News Release

Algorithm increases employment opportunities for refugees

Peer-Reviewed Publication

ETH Zurich

Asylum seekers and refugees with subsidiary protection are allowed to work in Switzerland - but only in the canton to which they are assigned during their asylum proceedings. This allocation is based on politically defined parameters: for example, a canton's population size is taken into account, and an attempt is made to allocate nationalities equally across cantons.

Factors such as labour market integration and the asylum seekers' employment prospects are not taken into account. One consequence is that by their third year in Switzerland, an average of 15 percent of refugees are employed.

Optimising the allocation

In a new publication, political scientists from Stanford University and ETH Zurich found that if the canton allocation were better tailored towards the refugees' integration into the labour market, their level of employment could be 73 percent higher than it currently is. By their third year in Switzerland, 26 percent of refugees could be working.

Their data-driven approach is based on an algorithm that they developed using machine learning methods. This algorithm can determine in which cantons the individual characteristics and abilities of particular refugees (e.g. age, gender, origins, language) best fit the specifics of the labour market (e.g. size of the agricultural sector, language region, ethnic networks).

On this basis, it makes a concrete recommendation about which canton a refugee will be most likely to find work in. The algorithm uses existing data from the State Secretariat for Migration. This dataset comprises a total of 22,159 asylum seekers who have received subsidiary protection (F-permit) and can stay in Switzerland.

Tested on real data

In order to ensure that the algorithm adequately captured current labour market conditions, the researchers used real personal and employment data from every asylum seeker who entered Switzerland between 1999 and 2012 and received subsidiary protection.

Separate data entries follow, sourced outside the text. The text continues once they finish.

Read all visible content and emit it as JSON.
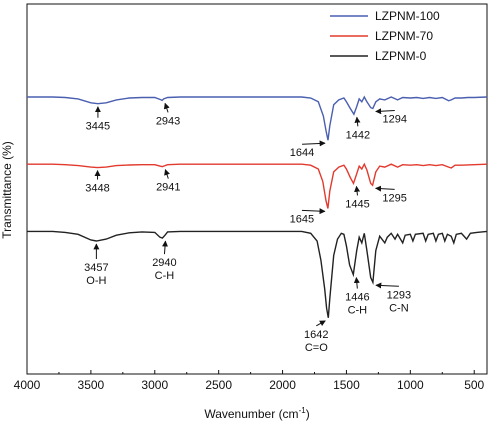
{
  "chart_data": {
    "type": "line",
    "xlabel": "Wavenumber (cm",
    "xlabel_sup": "-1",
    "xlabel_end": ")",
    "ylabel": "Transmittance (%)",
    "xlim": [
      4000,
      400
    ],
    "x_reversed": true,
    "xticks": [
      4000,
      3500,
      3000,
      2500,
      2000,
      1500,
      1000,
      500
    ],
    "yticks_shown": false,
    "grid": false,
    "legend_position": "top-right",
    "series": [
      {
        "name": "LZPNM-100",
        "color": "#4a5fb0",
        "baseline": 0.0,
        "points": [
          [
            4000,
            0
          ],
          [
            3800,
            0
          ],
          [
            3700,
            -0.5
          ],
          [
            3600,
            -2
          ],
          [
            3500,
            -6
          ],
          [
            3445,
            -7
          ],
          [
            3380,
            -6
          ],
          [
            3300,
            -3
          ],
          [
            3200,
            -1
          ],
          [
            3100,
            -0.5
          ],
          [
            3000,
            -0.5
          ],
          [
            2950,
            -3
          ],
          [
            2943,
            -3.5
          ],
          [
            2930,
            -2
          ],
          [
            2900,
            -0.5
          ],
          [
            2800,
            0
          ],
          [
            2000,
            0
          ],
          [
            1850,
            0
          ],
          [
            1780,
            -1
          ],
          [
            1720,
            -5
          ],
          [
            1680,
            -20
          ],
          [
            1660,
            -35
          ],
          [
            1644,
            -45
          ],
          [
            1630,
            -30
          ],
          [
            1600,
            -8
          ],
          [
            1560,
            -3
          ],
          [
            1520,
            -1
          ],
          [
            1500,
            -5
          ],
          [
            1470,
            -12
          ],
          [
            1442,
            -18
          ],
          [
            1420,
            -10
          ],
          [
            1400,
            -2
          ],
          [
            1380,
            -5
          ],
          [
            1360,
            0
          ],
          [
            1340,
            -5
          ],
          [
            1310,
            -11
          ],
          [
            1294,
            -12
          ],
          [
            1270,
            -5
          ],
          [
            1240,
            -2
          ],
          [
            1200,
            -3
          ],
          [
            1150,
            0
          ],
          [
            1100,
            -3
          ],
          [
            1060,
            -0.5
          ],
          [
            1000,
            -1
          ],
          [
            950,
            -0.5
          ],
          [
            900,
            -1.5
          ],
          [
            850,
            -0.5
          ],
          [
            800,
            -1.5
          ],
          [
            750,
            -0.5
          ],
          [
            700,
            -4
          ],
          [
            680,
            -3
          ],
          [
            650,
            -1
          ],
          [
            600,
            -1
          ],
          [
            550,
            -0.5
          ],
          [
            500,
            -0.5
          ],
          [
            400,
            0
          ]
        ]
      },
      {
        "name": "LZPNM-70",
        "color": "#e23a2e",
        "baseline": -70.0,
        "points": [
          [
            4000,
            0
          ],
          [
            3800,
            0
          ],
          [
            3700,
            -0.5
          ],
          [
            3600,
            -1.5
          ],
          [
            3500,
            -3
          ],
          [
            3448,
            -3.5
          ],
          [
            3380,
            -3
          ],
          [
            3300,
            -1.5
          ],
          [
            3200,
            -0.8
          ],
          [
            3100,
            -0.5
          ],
          [
            3000,
            -0.5
          ],
          [
            2960,
            -2
          ],
          [
            2941,
            -2.5
          ],
          [
            2920,
            -1.5
          ],
          [
            2900,
            -0.5
          ],
          [
            2800,
            0
          ],
          [
            2000,
            0
          ],
          [
            1850,
            0
          ],
          [
            1780,
            -1
          ],
          [
            1720,
            -5
          ],
          [
            1685,
            -18
          ],
          [
            1660,
            -38
          ],
          [
            1645,
            -46
          ],
          [
            1630,
            -28
          ],
          [
            1600,
            -8
          ],
          [
            1560,
            -3
          ],
          [
            1520,
            -1
          ],
          [
            1500,
            -5
          ],
          [
            1470,
            -14
          ],
          [
            1445,
            -20
          ],
          [
            1420,
            -10
          ],
          [
            1400,
            -2
          ],
          [
            1380,
            -5
          ],
          [
            1360,
            0
          ],
          [
            1340,
            -6
          ],
          [
            1310,
            -20
          ],
          [
            1295,
            -22
          ],
          [
            1270,
            -8
          ],
          [
            1240,
            -2
          ],
          [
            1200,
            -3
          ],
          [
            1150,
            0
          ],
          [
            1100,
            -3
          ],
          [
            1060,
            -0.5
          ],
          [
            1000,
            -1
          ],
          [
            950,
            -0.5
          ],
          [
            900,
            -1.5
          ],
          [
            850,
            -0.5
          ],
          [
            800,
            -1.5
          ],
          [
            750,
            -0.5
          ],
          [
            700,
            -3
          ],
          [
            680,
            -4
          ],
          [
            650,
            -1
          ],
          [
            600,
            -1
          ],
          [
            500,
            -0.5
          ],
          [
            400,
            0
          ]
        ]
      },
      {
        "name": "LZPNM-0",
        "color": "#222222",
        "baseline": -140.0,
        "points": [
          [
            4000,
            0
          ],
          [
            3800,
            0
          ],
          [
            3700,
            -1
          ],
          [
            3600,
            -3
          ],
          [
            3500,
            -9
          ],
          [
            3457,
            -10
          ],
          [
            3380,
            -8
          ],
          [
            3300,
            -4
          ],
          [
            3200,
            -1.5
          ],
          [
            3100,
            -0.5
          ],
          [
            3000,
            -1
          ],
          [
            2960,
            -6
          ],
          [
            2940,
            -7
          ],
          [
            2920,
            -4
          ],
          [
            2900,
            -0.5
          ],
          [
            2800,
            0
          ],
          [
            2000,
            0
          ],
          [
            1850,
            0
          ],
          [
            1780,
            -2
          ],
          [
            1730,
            -10
          ],
          [
            1700,
            -30
          ],
          [
            1670,
            -60
          ],
          [
            1655,
            -80
          ],
          [
            1642,
            -90
          ],
          [
            1630,
            -70
          ],
          [
            1600,
            -25
          ],
          [
            1570,
            -8
          ],
          [
            1540,
            -2
          ],
          [
            1520,
            -3
          ],
          [
            1500,
            -15
          ],
          [
            1475,
            -35
          ],
          [
            1446,
            -45
          ],
          [
            1420,
            -20
          ],
          [
            1400,
            -6
          ],
          [
            1380,
            -12
          ],
          [
            1360,
            -2
          ],
          [
            1340,
            -20
          ],
          [
            1310,
            -48
          ],
          [
            1293,
            -53
          ],
          [
            1270,
            -20
          ],
          [
            1240,
            -5
          ],
          [
            1200,
            -12
          ],
          [
            1180,
            -6
          ],
          [
            1150,
            -2
          ],
          [
            1120,
            -8
          ],
          [
            1100,
            -3
          ],
          [
            1060,
            -12
          ],
          [
            1040,
            -4
          ],
          [
            1000,
            -3
          ],
          [
            980,
            -10
          ],
          [
            960,
            -3
          ],
          [
            900,
            -2
          ],
          [
            880,
            -10
          ],
          [
            860,
            -3
          ],
          [
            820,
            -2
          ],
          [
            800,
            -10
          ],
          [
            780,
            -3
          ],
          [
            750,
            -2
          ],
          [
            730,
            -10
          ],
          [
            710,
            -3
          ],
          [
            680,
            -5
          ],
          [
            660,
            -12
          ],
          [
            640,
            -3
          ],
          [
            600,
            -2
          ],
          [
            560,
            -8
          ],
          [
            530,
            -2
          ],
          [
            480,
            -1
          ],
          [
            400,
            0
          ]
        ]
      }
    ],
    "annotations": [
      {
        "text": "3445",
        "x": 3445,
        "series": 0
      },
      {
        "text": "2943",
        "x": 2943,
        "series": 0
      },
      {
        "text": "1644",
        "x": 1644,
        "series": 0
      },
      {
        "text": "1442",
        "x": 1442,
        "series": 0
      },
      {
        "text": "1294",
        "x": 1294,
        "series": 0
      },
      {
        "text": "3448",
        "x": 3448,
        "series": 1
      },
      {
        "text": "2941",
        "x": 2941,
        "series": 1
      },
      {
        "text": "1645",
        "x": 1645,
        "series": 1
      },
      {
        "text": "1445",
        "x": 1445,
        "series": 1
      },
      {
        "text": "1295",
        "x": 1295,
        "series": 1
      },
      {
        "text": "3457",
        "sub": "O-H",
        "x": 3457,
        "series": 2
      },
      {
        "text": "2940",
        "sub": "C-H",
        "x": 2940,
        "series": 2
      },
      {
        "text": "1642",
        "sub": "C=O",
        "x": 1642,
        "series": 2
      },
      {
        "text": "1446",
        "sub": "C-H",
        "x": 1446,
        "series": 2
      },
      {
        "text": "1293",
        "sub": "C-N",
        "x": 1293,
        "series": 2
      }
    ]
  }
}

In a second step, the researchers tested the algorithm's performance on a new sample. For the refugees who entered Switzerland in 2013, they compared the percentage who were actually employed three years later (15 percent) with the percentage of refugees that would have been employed under the algorithm's allocation (26 percent). They therefore concluded that integration-optimised allocation could substantially increase employment opportunities for refugees in Switzerland.

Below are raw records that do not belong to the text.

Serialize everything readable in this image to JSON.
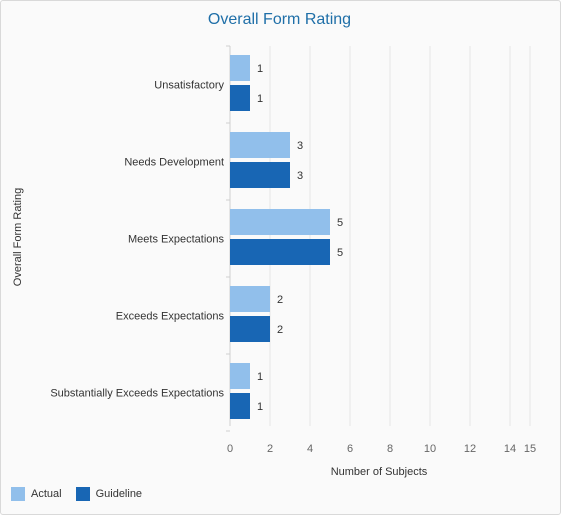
{
  "chart_data": {
    "type": "bar",
    "orientation": "horizontal",
    "title": "Overall Form Rating",
    "ylabel": "Overall Form Rating",
    "xlabel": "Number of Subjects",
    "categories": [
      "Unsatisfactory",
      "Needs Development",
      "Meets Expectations",
      "Exceeds Expectations",
      "Substantially Exceeds Expectations"
    ],
    "series": [
      {
        "name": "Actual",
        "color": "#91bfeb",
        "values": [
          1,
          3,
          5,
          2,
          1
        ]
      },
      {
        "name": "Guideline",
        "color": "#1866b4",
        "values": [
          1,
          3,
          5,
          2,
          1
        ]
      }
    ],
    "xlim": [
      0,
      15
    ],
    "xticks": [
      0,
      2,
      4,
      6,
      8,
      10,
      12,
      14,
      15
    ],
    "grid": true,
    "data_labels": true,
    "legend_position": "bottom-left"
  }
}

Science offers constructive solutions

In the cantons of Vaud and Zurich, for example, young men from Iraq have good employment prospects. In Vaud, employment prospects are higher for anyone who speaks French. Women from Sri Lanka also have relatively good employment prospects in both cantons; both cantons have comparatively large regional networks from Sri Lanka.

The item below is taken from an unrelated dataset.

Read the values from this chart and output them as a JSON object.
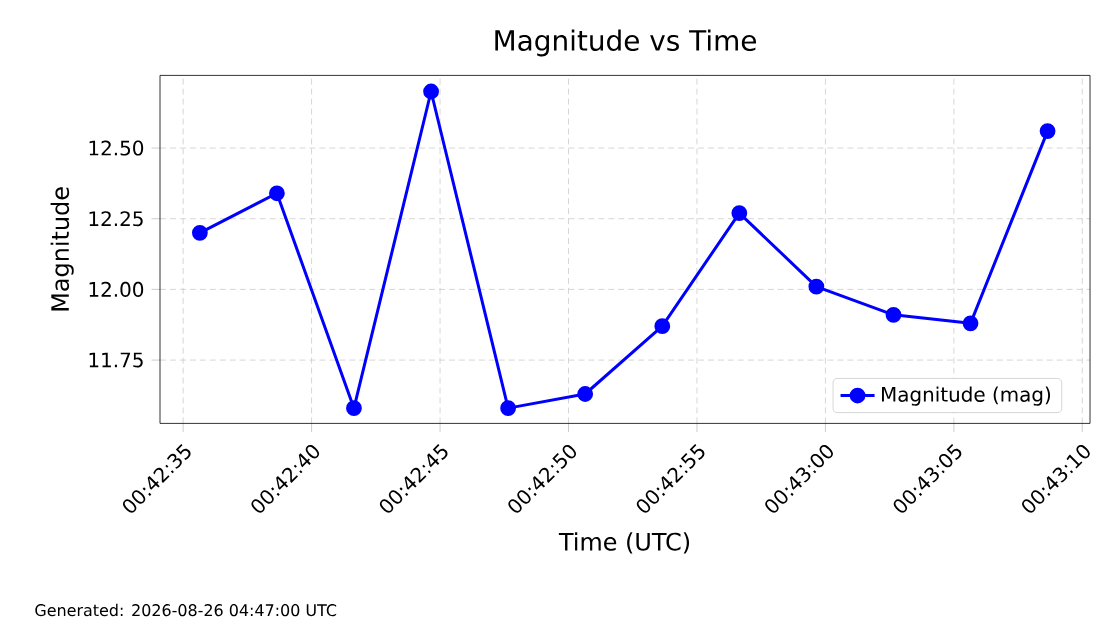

"In a next step, the algorithm could be put into practice; it would be fairly straightforward to integrate it into the existing allocation process," explains Dominik Hangartner, Professor of Public Policy at ETH Zurich and responsible for the Swiss part of the study. He adds that it could also be updated at any time if the composition of refugees and labour market were to change.

"Our goal is to use data and social sciences to propose solutions that improve the asylum process and refugees' labour market integration. After all, having more refugees employed can also ease the financial burden on the Swiss government, cantons and municipalities.